Employee-involvement to ensure that fewer employees are worn out
Additional aids are necessary if social and health workers and bricklayers are to withstand working up until the age of 70. Unfortunately, too many aids end up gathering dust.
We must be active in the Danish labour market for several more years than previous generations. As it appears now, if you were born in 1979, then you can retire when you reach the age of 72. Despite this, it is difficult to get employees to make use of the already expensively purchased aids that are readily available to them.
The additional aids end up gathering dust instead of being used to remedy employees' worn out backs. A new research project is aiming to do something about this issue.
Professor Peter Hasle from the Department of Technology and Innovation and his colleagues from the Department of Sport and Biomechanics at the University of Southern Denmark will be able to investigate what employee-involvement means for the prevention of musculoskeletal disorders in the workplace. Undertaking this research has been enabled by the financial backing from the European Agency for Health and Safety at Work of EU.
Many lifts every day
– An example could be wherein small dairies where during a working day, employees turn many pieces of cheese that can weigh up to 25 kilos per piece.
– The employees must be involved in the process of uncovering the issues there are with the lifting they do. Thereafter, they must choose the aids that could help them and can be used in their everyday work life, says Peter Hasle.
The result of Peter Hasle and his colleague's research work will be that in a year they will submit a report that contains recommendations to the European Agency for Safety and Health at Work.
Need for investment
According to the National Board of Health, seven out of ten Danes regularly experience pain and discomfort in their lower back, back, and neck. Collectively, these conditions are called musculoskeletal disorders.
– The effort that is put into improving work environments in Denmark needs strengthening. Industries and professions that are particularly exposed to considerable work strains need special initiatives in place to improve their working conditions, says Peter Hasle.
In 2018, he was a member of the Technology Council’s expert group, where, in a report, he stated that DKK 500 million must be invested in the physical and mental work environment if Danes are to work until the age of 70 or older.
Both the care sector and the construction sector are associated with a lot of heavy lifting, which takes their toll on the body.
To create an overview of the various work environment initiatives and practical examples, the researchers will dive into the collective scientific research that exists in the field.
However, the researchers must also go out into the field and monitor some of the physically demanding jobs that are present within Small and Medium-Sized Enterprises.
– Both the care sector and the construction sector are associated with a lot of heavy lifting, which takes their toll on the body.
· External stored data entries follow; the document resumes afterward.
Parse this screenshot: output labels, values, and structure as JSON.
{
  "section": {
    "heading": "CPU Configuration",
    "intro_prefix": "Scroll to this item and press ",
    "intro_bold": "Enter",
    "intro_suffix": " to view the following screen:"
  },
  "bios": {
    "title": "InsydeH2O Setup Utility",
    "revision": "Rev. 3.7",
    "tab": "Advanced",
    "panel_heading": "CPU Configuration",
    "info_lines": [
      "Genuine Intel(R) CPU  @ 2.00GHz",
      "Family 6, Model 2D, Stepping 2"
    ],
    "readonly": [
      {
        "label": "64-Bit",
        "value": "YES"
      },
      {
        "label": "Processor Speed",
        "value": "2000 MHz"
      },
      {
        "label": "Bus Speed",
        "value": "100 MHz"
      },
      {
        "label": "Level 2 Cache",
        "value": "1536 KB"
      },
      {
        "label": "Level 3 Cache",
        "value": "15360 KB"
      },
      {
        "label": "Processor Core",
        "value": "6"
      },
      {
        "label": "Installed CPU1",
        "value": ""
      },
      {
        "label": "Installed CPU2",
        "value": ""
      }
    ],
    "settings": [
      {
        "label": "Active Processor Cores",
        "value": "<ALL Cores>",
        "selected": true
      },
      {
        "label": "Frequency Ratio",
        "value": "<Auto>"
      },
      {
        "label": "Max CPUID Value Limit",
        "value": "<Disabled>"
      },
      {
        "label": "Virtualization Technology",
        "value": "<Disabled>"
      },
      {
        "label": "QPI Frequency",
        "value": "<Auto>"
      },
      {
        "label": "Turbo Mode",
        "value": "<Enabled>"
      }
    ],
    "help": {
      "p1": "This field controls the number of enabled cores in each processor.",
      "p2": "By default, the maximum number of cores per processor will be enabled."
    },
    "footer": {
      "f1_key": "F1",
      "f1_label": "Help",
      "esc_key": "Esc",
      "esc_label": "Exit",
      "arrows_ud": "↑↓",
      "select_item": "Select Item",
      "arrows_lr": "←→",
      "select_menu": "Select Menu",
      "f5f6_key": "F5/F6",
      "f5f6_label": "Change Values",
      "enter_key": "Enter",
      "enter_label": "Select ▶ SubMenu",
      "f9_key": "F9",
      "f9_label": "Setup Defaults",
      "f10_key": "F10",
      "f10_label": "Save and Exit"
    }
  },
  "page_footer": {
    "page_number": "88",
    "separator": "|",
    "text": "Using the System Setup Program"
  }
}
At the same time, experience tells us that investing in work environments is a low priority for small craftsmen businesses that typically tend to focus on the company’s bottom line.
Peter Hasle hopes that in a year he will be able to submit some recommendations that will help equip small and medium-sized companies to invest in the initiatives that will help give employees, and thus the companies, the greatest possible work environment gain.
– I am a professor of sustainable production. It is important to recognise that the working environment is inextricably linked to efficient production. The most effective production also has a good work environment, says Peter Hasle.
Top photo: Lars Bahl/Ritzau Scanpix
Meet the researcher
Peter Hasle is a Professor in sustainable production at SDU Sustainable Production at the Department of Technology and Innovation. He primarily researches the integration of the work environment and productivity.